Intel and Hitachi have announced plans to jointly develop enterprise level
solid state drives (SSDs) aimed at servers, storage systems and workstations.
The pair will create a new range of Serial Attached SCSI and Fibre Channel
Flash-based drives, which should be available in early 2010.
"The new SSDs for the enterprise include a number of architectural
breakthroughs and improved performance and energy usage models that will change
enterprise computing," said Randy Wilhelm, vice president and general manger of
Intel's Nand Solutions Group.
SSDs are still limited in terms of capacity, and the new drives will be
designed to complement traditional enterprise-class hard drives in environments
that require high input/output operations per second, performance and power
efficiency.
The drives will be built on Intel's Nand Flash and SSD technology, but will
be branded and exclusively sold and supported by Hitachi. Meanwhile, Hitachi
will provide the firmware, support and system integration.
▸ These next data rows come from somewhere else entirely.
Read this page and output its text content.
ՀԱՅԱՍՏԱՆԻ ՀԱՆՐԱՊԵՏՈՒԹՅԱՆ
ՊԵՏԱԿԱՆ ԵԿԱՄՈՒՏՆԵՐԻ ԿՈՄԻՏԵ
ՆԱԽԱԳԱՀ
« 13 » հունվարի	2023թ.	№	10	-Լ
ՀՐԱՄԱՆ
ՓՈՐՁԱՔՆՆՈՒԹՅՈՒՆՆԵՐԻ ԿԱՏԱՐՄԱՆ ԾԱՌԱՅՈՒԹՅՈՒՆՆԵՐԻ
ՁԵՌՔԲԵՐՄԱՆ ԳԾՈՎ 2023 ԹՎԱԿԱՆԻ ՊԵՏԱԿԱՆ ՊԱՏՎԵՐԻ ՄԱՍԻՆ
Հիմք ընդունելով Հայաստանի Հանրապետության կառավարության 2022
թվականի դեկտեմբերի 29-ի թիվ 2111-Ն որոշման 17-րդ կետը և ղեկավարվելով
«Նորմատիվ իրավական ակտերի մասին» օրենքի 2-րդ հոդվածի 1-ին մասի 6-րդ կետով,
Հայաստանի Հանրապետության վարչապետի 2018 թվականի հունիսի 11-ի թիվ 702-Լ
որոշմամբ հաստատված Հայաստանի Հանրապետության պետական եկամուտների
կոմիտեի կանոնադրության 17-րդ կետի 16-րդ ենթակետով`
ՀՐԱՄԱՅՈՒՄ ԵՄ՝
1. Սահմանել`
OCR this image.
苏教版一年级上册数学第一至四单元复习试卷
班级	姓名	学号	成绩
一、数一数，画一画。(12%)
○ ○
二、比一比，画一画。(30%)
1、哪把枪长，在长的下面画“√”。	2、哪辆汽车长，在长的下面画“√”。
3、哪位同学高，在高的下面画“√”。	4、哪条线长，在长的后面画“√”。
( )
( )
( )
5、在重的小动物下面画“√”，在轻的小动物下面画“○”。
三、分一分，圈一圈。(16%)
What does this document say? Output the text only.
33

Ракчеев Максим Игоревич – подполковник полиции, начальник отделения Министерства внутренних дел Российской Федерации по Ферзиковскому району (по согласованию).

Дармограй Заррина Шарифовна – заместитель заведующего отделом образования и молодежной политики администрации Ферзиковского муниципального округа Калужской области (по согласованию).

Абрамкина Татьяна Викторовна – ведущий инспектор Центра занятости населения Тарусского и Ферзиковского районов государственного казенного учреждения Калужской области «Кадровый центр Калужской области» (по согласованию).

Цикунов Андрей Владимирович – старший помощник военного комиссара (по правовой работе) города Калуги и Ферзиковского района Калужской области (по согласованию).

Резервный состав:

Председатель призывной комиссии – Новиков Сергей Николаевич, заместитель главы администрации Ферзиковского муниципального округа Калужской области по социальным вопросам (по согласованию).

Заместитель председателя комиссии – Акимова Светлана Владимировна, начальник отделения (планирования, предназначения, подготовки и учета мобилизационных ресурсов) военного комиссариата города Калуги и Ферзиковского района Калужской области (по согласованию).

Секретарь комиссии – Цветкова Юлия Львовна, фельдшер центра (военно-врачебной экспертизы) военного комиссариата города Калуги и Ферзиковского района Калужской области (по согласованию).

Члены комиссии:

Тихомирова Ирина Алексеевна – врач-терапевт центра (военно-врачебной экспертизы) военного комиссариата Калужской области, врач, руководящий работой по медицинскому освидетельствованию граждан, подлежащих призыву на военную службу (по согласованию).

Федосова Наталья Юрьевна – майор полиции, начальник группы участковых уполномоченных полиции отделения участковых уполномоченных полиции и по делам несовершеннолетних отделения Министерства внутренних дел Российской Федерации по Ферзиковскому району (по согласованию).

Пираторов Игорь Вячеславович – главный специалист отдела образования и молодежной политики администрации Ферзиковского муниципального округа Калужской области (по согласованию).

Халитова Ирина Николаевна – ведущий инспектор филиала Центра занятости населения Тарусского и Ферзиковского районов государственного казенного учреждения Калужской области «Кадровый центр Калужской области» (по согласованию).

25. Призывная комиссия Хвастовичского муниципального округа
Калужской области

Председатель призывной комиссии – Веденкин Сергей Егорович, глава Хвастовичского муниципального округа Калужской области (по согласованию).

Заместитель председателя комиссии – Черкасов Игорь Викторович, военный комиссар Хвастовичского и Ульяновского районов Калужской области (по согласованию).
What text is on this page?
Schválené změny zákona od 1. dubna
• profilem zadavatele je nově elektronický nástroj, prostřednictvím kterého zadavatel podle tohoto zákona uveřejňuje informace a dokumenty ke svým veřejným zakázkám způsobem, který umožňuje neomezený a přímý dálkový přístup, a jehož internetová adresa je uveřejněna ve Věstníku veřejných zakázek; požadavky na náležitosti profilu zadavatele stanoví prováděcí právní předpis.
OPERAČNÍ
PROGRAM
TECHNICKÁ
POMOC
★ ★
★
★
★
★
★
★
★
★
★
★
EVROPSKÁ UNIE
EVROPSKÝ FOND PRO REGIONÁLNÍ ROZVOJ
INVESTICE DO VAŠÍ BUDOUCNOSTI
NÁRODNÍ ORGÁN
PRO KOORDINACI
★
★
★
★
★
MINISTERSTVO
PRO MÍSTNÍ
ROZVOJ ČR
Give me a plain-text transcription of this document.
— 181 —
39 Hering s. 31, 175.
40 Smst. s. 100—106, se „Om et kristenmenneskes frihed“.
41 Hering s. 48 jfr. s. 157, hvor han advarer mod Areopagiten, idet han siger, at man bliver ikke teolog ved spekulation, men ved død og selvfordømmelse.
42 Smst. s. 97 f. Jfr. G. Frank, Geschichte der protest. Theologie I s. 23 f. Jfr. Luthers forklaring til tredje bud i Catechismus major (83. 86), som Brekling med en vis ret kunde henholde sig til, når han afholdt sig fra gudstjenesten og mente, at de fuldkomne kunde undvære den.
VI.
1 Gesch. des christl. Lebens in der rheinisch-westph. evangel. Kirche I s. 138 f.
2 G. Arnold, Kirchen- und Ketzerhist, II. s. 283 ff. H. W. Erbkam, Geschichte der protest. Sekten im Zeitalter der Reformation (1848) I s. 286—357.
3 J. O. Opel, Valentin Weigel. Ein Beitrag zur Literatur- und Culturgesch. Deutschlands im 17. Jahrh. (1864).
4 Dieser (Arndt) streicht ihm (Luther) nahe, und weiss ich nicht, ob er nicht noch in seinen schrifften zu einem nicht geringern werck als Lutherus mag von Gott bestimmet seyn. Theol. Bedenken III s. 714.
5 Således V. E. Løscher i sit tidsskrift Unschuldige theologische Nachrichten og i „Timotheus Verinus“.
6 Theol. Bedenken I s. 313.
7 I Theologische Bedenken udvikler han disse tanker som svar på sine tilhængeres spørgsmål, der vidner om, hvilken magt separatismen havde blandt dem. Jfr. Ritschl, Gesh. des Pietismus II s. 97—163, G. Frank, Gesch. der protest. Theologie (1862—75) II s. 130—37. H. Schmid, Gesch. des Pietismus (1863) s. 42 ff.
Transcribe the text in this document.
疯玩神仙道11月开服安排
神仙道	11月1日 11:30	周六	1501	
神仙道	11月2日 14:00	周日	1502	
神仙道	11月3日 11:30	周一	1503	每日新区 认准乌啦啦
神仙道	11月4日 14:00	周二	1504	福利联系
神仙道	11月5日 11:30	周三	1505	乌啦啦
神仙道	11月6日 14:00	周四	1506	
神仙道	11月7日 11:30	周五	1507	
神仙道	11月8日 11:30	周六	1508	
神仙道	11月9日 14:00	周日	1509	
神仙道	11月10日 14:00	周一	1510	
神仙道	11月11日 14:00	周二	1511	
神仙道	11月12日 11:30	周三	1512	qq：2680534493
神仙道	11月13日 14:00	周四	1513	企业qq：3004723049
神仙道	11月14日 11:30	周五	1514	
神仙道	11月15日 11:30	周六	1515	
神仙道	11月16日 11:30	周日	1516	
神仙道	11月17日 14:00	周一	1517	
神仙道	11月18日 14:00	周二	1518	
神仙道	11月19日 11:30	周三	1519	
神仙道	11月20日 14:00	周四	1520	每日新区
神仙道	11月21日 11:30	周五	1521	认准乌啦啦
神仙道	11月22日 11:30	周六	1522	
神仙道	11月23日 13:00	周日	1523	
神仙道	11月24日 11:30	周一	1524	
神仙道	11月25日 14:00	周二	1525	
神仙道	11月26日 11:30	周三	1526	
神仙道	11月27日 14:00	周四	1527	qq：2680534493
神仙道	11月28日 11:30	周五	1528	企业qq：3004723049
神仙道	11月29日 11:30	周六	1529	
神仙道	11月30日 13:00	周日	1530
"By expanding our product line-up to include traditional enterprise hard
drives and new SSDs, Hitachi Global Storage Technologies [GST] will continue to
provide customers with a proven set of products tailored to meet the
high-performance, high-reliability requirements of today's datacentre," said
Shinjiro Iwata, executive vice president of strategic business operations at
Hitachi GST.
Intel
launched
its first SSDs into the consumer market in September, beginning with an 80GB
drive in 1.8in and 2.5in versions dubbed the X18-M and X25-M respectively.